Удивительно, что она карты и не перетасовала, и не взглянула в них. На меня быстро взглянула своими черными глазами, один еще косил, ну настоящая цыганка, и с некоторой даже злостью бросила в ответ:
– Деньги надо заработать!
И закашлялась. Кашель курильщика, понятно. Признаюсь, я на секунду опешила. «Хорошо это или плохо для меня – такое гадание?» И, уже спускаясь по лестнице, решила, что для меня все вышло очень хорошо. «Надо же, и в карты не посмотрела. С какой убежденностью она мне это гадание выдала, с какой энергией. Надо заработать! Здорово». Не помню, как подружка, но я уходила с площади Маяковского очень довольная. Значит, они есть, эти деньги, то есть они существуют. Это не миф, просто их надо заработать. И часто, сортируя почту, надписывая адреса на конвертах в своем отделе писем, я на разные лады перебирала про себя это гадательное слово «заработать». Как и чем заработать, оставалось пока не ясно. Очевидным было одно, что надо сперва получить получку, отдать вместе с другими долгами цыганский долг, а потом занимать еще пять рублей, чтобы идти уточнять детали, пусть бы она раскинула на меня новое гадание своими прокуренными пальцами. Правда, через месяц я уже на какую-то другую потребность, духовную конечно, занимала, но глагол «заработать» не забыла.
А тем временем все вокруг стало меняться: слова новые появились – «кооперация», «защита прав». В Варшаве профсоюзы забузили, наш журнал на своих страницах на их бучу не раз по-братски откликался. Но самый громкий отклик прозвучал, когда один из наших сотрудников из экономического отдела, то есть хорошо знавший экономику нашей страны, приобретя туристическую поездку, уехал на автобусе за границу. До Голландии не доехал, сошел в Германии и пошел пешком на их местную радиостанцию свободы, где и остался. Мы всем редакционным коридором за очередной выпивкой единодушно сошлись на том, что это у него психическое. Действительно, многие наши журналистки отмечали, что когда Володька перебирал, то быстро становился невменяемым, особенно по отношению к литературным работницам, корректоршам и машинисткам.
Однако времена хоть и застойные, но тоже по-своему движутся. Дни, все рабочие, идут за днями. Однажды как-то ближе к обеду открывается дверь, и заходит в наш отдел Лариса, девушка, которая перепечатывала нам ответы на письма на дому. Кладет она начальнице на стол пачку перепечатанных писем, а мне знак делает: выйди, мол, в коридор, кое-что сказать тебе хочу. Я вышла и слушаю ее.
– Мне сегодня идея одна пришла в голову наконец-то, – говорит Лариска. – Предлагаю после работы пойти прямо к тебе. Купим по дороге муки, соли, вода в кране у тебя есть. Наделаем драконов. Наступающий ведь год – дракона?

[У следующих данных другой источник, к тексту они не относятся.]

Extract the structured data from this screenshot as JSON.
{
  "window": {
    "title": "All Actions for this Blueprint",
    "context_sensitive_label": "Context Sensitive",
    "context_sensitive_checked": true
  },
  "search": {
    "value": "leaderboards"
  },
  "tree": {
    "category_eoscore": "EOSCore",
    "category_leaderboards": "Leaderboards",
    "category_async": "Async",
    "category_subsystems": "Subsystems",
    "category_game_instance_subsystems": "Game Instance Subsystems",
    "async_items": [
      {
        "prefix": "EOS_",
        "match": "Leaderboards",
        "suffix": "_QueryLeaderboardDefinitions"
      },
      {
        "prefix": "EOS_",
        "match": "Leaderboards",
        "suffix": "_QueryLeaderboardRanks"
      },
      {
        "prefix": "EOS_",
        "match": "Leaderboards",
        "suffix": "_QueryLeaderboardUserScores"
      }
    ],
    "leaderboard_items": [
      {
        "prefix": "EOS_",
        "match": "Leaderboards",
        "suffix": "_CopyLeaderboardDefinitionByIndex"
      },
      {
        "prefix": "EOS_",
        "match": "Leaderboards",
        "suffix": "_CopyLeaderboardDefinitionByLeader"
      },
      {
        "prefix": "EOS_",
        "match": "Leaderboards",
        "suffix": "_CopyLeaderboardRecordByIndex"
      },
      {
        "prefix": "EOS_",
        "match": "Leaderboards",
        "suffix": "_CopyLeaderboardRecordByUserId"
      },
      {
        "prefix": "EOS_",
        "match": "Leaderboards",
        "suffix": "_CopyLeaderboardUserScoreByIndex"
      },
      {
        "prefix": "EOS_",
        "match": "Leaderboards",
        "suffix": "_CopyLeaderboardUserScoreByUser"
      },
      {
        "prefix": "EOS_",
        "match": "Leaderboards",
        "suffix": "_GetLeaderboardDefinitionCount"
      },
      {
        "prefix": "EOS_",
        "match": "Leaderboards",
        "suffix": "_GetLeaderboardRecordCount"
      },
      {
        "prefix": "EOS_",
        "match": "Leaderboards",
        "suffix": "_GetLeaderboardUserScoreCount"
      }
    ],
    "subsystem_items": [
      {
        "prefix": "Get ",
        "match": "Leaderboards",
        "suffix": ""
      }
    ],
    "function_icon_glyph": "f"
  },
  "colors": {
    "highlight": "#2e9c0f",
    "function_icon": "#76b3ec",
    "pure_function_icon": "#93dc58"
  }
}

– Да, вроде дракона, – неуверенно отвечаю я.
– Ну вот, налепим драконов, раскрасим, продадим и заработаем.
Я быстро согласилась. Даже пораньше у начальницы отпросилась домой, вроде мне надо в ЖЭК зайти справку взять, а ЖЭК наш только до пяти часов работает. Дома мы все так и сделали. Только мои драконы по сравнению с Ларискиными вышли какие-то вялые, сонные. В духовке не хотели закаляться, трещины давали по хвосту. Не знаю, может, я их мало в жизни видела. Может, я только с натуры леплю. Но зато у подружки, мамочки мои, какие же у нее замечательные драконы вышли: с рожками, с хвостами. Она как-то так грамотно распорядилась своим килограммом муки и соли, что у нее кроме драконов вышли еще и цыганка-копилка, и турок-копилка, и свинки-копилки. И все такие веселые, яркие.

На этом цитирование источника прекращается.